Darauf warten Fans seit Jahrzehnten:

Neue »Herr der Ringe«-Ausgabe mit Tolkien-Illustrationen

Der “Herr der Ringe” erscheint in neuem Gewand. 67 Jahre nach der Erstauflage bringt Klett-Cotta eine Prachtausgabe in den Handel. Das Besondere daran: Sie enthält Illustrationen des Autors.

Stuttgart, 19. Oktober 2021 | Über 150 Millionen verkaufte Exemplare. J.R.R. Tolkiens Roman “Der Herre der Ringe” prägte nicht nur ein ganzes Genre der Populärkultur, er war auch ein riesiger Verkaufserfolg.
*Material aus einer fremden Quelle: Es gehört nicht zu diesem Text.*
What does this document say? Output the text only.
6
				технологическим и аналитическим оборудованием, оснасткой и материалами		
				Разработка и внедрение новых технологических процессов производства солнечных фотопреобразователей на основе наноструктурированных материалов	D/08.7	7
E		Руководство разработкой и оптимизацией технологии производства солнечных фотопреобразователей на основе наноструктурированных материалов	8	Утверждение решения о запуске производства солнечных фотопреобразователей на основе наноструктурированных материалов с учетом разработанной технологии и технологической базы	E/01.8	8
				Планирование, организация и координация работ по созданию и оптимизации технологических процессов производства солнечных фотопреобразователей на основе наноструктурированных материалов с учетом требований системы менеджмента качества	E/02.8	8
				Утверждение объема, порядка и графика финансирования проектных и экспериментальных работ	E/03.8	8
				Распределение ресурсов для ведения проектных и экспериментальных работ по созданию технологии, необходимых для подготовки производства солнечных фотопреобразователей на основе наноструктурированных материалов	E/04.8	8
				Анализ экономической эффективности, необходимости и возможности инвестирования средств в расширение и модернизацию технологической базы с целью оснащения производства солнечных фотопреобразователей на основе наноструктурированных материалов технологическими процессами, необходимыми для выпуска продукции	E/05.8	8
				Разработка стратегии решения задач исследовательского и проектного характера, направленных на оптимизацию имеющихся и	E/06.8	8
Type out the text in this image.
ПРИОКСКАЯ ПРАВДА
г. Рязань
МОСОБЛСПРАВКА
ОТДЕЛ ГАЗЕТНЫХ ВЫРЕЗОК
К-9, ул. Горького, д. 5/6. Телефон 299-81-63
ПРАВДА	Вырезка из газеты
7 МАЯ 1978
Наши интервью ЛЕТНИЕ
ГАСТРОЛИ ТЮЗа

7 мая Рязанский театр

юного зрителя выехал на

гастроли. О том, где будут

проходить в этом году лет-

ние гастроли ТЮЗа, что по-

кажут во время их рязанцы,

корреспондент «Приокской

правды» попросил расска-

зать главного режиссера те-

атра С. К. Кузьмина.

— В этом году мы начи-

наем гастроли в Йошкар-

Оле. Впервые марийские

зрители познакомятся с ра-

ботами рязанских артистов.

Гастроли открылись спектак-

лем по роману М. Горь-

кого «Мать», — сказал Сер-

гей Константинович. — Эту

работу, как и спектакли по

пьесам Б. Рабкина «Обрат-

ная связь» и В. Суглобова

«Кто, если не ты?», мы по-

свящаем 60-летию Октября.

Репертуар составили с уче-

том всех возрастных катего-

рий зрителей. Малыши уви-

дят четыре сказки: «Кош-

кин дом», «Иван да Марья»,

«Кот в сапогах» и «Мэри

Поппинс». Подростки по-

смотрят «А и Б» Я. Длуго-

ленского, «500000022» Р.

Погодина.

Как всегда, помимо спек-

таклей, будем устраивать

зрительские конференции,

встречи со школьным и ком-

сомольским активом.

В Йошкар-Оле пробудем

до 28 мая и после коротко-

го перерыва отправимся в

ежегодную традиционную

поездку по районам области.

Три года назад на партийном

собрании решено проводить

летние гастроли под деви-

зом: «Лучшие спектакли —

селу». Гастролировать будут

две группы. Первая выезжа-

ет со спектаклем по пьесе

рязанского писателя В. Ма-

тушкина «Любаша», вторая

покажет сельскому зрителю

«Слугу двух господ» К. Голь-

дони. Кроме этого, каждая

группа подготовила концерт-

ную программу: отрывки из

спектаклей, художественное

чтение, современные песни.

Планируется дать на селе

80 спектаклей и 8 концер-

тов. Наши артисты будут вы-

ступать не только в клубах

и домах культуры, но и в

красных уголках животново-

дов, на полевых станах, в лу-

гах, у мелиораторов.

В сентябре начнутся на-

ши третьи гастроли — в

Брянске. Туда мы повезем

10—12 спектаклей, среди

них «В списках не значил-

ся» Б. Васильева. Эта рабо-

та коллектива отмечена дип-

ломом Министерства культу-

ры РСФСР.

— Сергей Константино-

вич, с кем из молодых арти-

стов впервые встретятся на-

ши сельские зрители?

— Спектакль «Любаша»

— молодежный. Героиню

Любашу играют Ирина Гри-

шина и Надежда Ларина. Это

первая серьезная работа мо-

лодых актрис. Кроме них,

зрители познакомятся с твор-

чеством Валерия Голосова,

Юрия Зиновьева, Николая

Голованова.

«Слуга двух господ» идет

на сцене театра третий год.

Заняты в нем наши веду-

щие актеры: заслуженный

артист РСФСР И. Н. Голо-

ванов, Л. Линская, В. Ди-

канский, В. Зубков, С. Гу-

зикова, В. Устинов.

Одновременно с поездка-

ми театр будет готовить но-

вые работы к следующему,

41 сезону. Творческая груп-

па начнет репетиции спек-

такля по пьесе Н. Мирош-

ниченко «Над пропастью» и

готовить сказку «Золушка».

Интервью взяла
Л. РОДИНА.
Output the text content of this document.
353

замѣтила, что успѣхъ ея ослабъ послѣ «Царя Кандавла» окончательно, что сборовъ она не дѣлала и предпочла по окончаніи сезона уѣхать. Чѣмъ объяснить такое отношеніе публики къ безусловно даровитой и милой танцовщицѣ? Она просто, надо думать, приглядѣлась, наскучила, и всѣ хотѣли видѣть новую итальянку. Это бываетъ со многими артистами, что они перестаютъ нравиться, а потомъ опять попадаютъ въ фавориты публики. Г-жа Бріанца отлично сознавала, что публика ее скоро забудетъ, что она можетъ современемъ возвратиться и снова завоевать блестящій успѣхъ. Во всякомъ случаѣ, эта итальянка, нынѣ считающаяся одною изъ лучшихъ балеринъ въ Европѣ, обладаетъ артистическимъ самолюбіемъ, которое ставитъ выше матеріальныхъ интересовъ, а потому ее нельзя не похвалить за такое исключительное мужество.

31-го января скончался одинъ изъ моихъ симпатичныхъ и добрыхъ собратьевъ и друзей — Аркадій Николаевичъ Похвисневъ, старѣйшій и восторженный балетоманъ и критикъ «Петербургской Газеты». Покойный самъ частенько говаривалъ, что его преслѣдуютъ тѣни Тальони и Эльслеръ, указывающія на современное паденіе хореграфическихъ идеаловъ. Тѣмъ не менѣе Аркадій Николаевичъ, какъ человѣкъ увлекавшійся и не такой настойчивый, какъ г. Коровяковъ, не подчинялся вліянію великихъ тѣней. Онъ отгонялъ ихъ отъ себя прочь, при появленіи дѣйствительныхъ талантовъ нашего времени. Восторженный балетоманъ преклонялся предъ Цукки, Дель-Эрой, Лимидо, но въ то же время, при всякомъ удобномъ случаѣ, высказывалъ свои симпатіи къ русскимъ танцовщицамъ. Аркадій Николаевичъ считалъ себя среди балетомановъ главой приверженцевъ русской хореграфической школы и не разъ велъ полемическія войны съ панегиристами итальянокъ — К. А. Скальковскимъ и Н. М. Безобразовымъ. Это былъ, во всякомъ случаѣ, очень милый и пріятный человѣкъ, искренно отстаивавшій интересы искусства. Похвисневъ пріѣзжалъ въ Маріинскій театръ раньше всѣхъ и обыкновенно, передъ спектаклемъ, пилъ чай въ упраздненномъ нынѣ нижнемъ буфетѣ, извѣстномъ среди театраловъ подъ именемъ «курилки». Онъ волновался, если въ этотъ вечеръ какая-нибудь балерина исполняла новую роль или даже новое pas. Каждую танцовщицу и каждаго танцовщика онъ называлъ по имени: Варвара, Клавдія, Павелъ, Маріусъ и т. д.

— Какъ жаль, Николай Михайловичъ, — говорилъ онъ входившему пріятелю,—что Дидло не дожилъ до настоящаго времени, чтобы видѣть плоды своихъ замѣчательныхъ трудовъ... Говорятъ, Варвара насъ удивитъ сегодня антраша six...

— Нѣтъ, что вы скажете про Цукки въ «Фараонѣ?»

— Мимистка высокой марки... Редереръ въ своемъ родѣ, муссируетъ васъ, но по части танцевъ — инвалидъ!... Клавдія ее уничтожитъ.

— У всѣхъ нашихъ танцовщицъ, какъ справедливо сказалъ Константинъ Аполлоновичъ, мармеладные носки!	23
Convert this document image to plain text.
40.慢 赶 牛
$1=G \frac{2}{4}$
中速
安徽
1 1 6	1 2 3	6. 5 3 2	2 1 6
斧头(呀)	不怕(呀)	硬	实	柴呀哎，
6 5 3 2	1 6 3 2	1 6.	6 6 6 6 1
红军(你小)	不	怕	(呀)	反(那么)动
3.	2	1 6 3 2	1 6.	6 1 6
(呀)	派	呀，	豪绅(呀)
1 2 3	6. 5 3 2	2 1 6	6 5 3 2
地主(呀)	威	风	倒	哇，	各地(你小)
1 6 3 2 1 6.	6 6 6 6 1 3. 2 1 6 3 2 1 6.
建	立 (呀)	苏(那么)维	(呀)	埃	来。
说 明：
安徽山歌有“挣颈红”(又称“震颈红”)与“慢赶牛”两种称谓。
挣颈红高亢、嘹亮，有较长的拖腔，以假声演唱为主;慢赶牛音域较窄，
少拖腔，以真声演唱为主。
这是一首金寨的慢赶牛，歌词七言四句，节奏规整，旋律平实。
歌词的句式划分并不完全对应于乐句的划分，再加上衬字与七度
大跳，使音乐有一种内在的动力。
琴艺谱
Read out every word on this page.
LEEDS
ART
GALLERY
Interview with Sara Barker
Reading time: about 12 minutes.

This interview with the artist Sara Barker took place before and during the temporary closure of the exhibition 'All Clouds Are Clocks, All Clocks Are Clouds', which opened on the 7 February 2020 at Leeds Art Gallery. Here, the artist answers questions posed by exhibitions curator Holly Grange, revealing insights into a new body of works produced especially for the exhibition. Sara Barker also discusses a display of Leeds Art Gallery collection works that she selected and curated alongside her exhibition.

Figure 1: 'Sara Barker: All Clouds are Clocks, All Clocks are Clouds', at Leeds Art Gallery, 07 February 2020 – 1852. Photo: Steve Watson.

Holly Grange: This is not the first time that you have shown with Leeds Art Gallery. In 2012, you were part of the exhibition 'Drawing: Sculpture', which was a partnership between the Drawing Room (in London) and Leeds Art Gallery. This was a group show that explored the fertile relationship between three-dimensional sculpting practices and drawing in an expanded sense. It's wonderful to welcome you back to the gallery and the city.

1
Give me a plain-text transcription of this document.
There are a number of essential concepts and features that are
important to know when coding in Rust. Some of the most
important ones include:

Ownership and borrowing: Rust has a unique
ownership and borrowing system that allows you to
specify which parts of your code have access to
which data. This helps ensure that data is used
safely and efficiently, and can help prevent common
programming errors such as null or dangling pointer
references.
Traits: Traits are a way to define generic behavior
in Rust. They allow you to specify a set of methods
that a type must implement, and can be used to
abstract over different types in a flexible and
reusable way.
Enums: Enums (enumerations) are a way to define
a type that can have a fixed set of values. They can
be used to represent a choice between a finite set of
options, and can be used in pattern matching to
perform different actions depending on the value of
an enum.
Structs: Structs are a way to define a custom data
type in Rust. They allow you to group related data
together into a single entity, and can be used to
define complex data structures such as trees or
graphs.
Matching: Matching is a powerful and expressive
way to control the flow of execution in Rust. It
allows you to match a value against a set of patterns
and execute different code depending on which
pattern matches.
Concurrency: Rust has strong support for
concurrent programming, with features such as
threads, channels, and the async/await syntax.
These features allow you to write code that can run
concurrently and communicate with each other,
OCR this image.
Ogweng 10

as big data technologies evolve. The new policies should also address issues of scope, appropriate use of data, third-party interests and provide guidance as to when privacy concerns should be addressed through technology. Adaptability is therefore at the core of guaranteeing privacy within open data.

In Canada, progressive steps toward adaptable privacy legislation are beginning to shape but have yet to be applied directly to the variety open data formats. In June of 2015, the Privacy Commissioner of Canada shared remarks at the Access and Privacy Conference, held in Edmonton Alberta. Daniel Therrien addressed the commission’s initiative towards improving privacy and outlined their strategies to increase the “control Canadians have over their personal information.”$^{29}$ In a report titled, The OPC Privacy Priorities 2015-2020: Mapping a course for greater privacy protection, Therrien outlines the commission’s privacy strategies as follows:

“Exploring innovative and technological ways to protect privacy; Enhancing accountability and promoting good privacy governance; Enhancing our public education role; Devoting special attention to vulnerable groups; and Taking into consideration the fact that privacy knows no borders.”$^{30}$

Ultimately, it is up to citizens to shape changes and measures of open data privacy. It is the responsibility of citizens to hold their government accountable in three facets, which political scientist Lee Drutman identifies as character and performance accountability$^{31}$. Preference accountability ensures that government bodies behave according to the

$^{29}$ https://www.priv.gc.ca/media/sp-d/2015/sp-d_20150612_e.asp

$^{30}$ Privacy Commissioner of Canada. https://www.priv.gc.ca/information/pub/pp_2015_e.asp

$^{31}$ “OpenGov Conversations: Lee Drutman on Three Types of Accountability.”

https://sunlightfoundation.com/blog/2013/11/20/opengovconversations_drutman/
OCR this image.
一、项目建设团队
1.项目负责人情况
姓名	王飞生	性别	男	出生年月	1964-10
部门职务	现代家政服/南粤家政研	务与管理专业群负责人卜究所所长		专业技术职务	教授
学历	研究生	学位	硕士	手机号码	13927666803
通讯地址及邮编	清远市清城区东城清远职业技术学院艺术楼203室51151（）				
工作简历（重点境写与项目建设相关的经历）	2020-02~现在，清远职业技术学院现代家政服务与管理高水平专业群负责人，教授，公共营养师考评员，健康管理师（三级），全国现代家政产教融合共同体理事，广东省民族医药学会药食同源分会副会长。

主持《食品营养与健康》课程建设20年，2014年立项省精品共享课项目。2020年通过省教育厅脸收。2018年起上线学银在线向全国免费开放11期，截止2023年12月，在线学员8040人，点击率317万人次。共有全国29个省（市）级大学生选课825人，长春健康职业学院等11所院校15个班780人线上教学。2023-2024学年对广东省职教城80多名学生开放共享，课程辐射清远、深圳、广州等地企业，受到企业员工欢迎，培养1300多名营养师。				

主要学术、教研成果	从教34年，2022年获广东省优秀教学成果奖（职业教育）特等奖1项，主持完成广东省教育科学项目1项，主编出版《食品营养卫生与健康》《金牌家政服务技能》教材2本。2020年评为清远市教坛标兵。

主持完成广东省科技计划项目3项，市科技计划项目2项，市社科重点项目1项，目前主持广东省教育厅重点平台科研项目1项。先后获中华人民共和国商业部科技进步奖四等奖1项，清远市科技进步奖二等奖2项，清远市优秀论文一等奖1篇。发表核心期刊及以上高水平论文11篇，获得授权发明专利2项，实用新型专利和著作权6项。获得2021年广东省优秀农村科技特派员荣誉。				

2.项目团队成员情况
Der Stuttgarter Verlag Klett-Cotta, der die Rechte an der deutschen Übersetzung hält, bringt jetzt eine Schmuckausgabe mit allen üblichen Schikanen: Schuber, mehrfarbiger Druck, Lesebändchen usw. Das echte Novum sind die Illustrationen im Buch. Sie stammen von Tolkien selbst. Bisher fand sich in den Ausgaben des Jahrhundertwerks stets nur eine Landkarte aus Tolkiens Hand. Für den englischen Professor gehörte Zeichnen aber zum kreativen Prozess.

Tolkiens eigene Bilder schmücken schon lange den “Hobbit” und nun erstmals auch den “Herrn der Ringe”. 30 Skizzen, Karten und Illustrationen Tolkiens haben ihren Weg in die 1.300 Seiten der neuen Ausgabe gefunden. Für Fans wichtig zu wissen: Klett-Cotta verwendet die Übersetzung von Margaret Carroux aus dem Jahr 1969, an der Tolkien noch selbst mitgewirkt hatte. Die Ausgabe hat einen stolzen Preis: Für 90,50 Euro ist sie in Österreich zu erstehen.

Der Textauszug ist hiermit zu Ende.